I am going to be staying in Pensacola Beach in June with my family and was hoping to get out and do some fishing. I'm by no means an avid angler, I'm in GA and will get out to a pond maybe twice a year at best and fish for some bass, bluegill, catfish, etc. I'm hoping to get some suggestions for a decent rod/reel that will be sufficient, but not break the bank. I'll probably be mostly hitting one of the piers, but I may also throw out from the surf a little. So just kind of looking for a good all around rig to get the job done. 
Thanks, Trent


----------



## AdrenB (Jun 20, 2017)

I suggest a penn fierce 3 combo from amazon 5000 size reel on 8' rod for $109. Fill it up with 15lb mono, or 20lb braid.
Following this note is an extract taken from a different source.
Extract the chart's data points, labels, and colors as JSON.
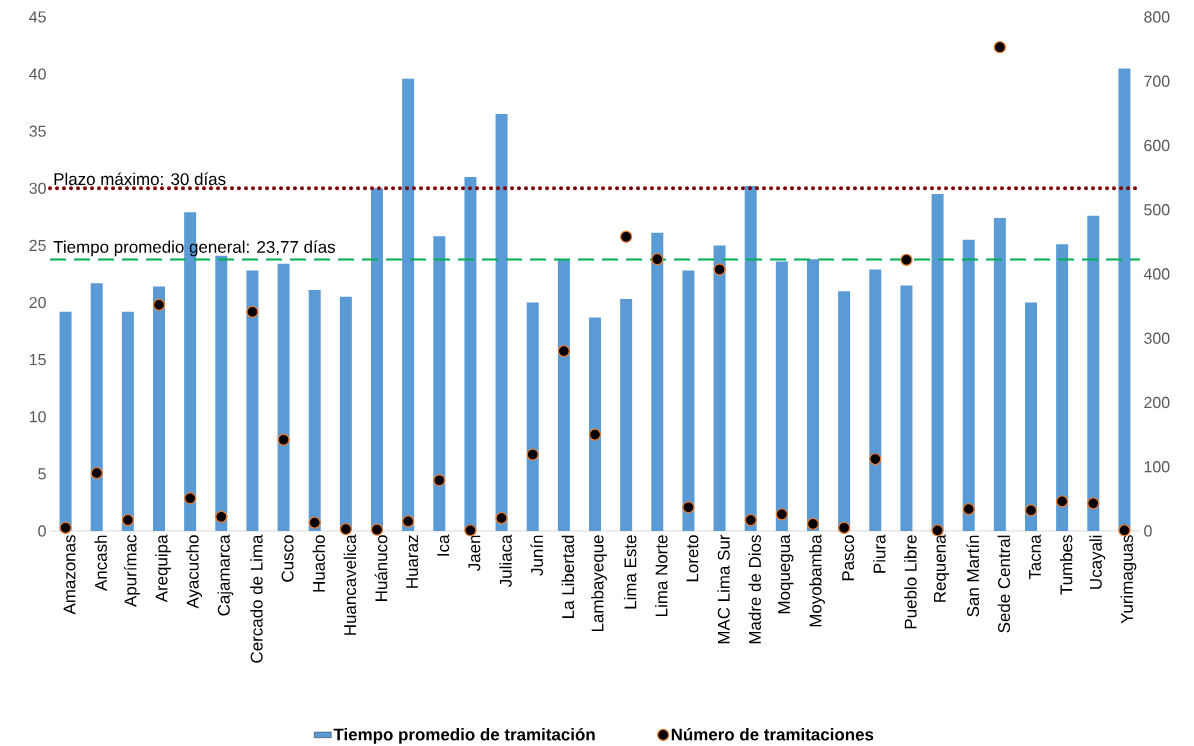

I have never been a big fan of fishing any of the gulf piers, just too hectic for me. Bob sykes bridge tends to be a little less crowded, and spanish should be around in june. You can also catch mangrove snapper and flounder around the pilings.


----------



## Flounderpounder (Oct 3, 2007)

You don't need a licence to fish from the pier (or a charter boat), but you do from shore, bridges, or a private boat. I think the pier still rents tackle for cheap $? A charter boat will provide all tackle and bait. Best chance of catching some good fish is on a charter. It won't cost much or any more than a good rod/reel/tackle/bait and licence, maybe even less. They even clean the fish for you!


----------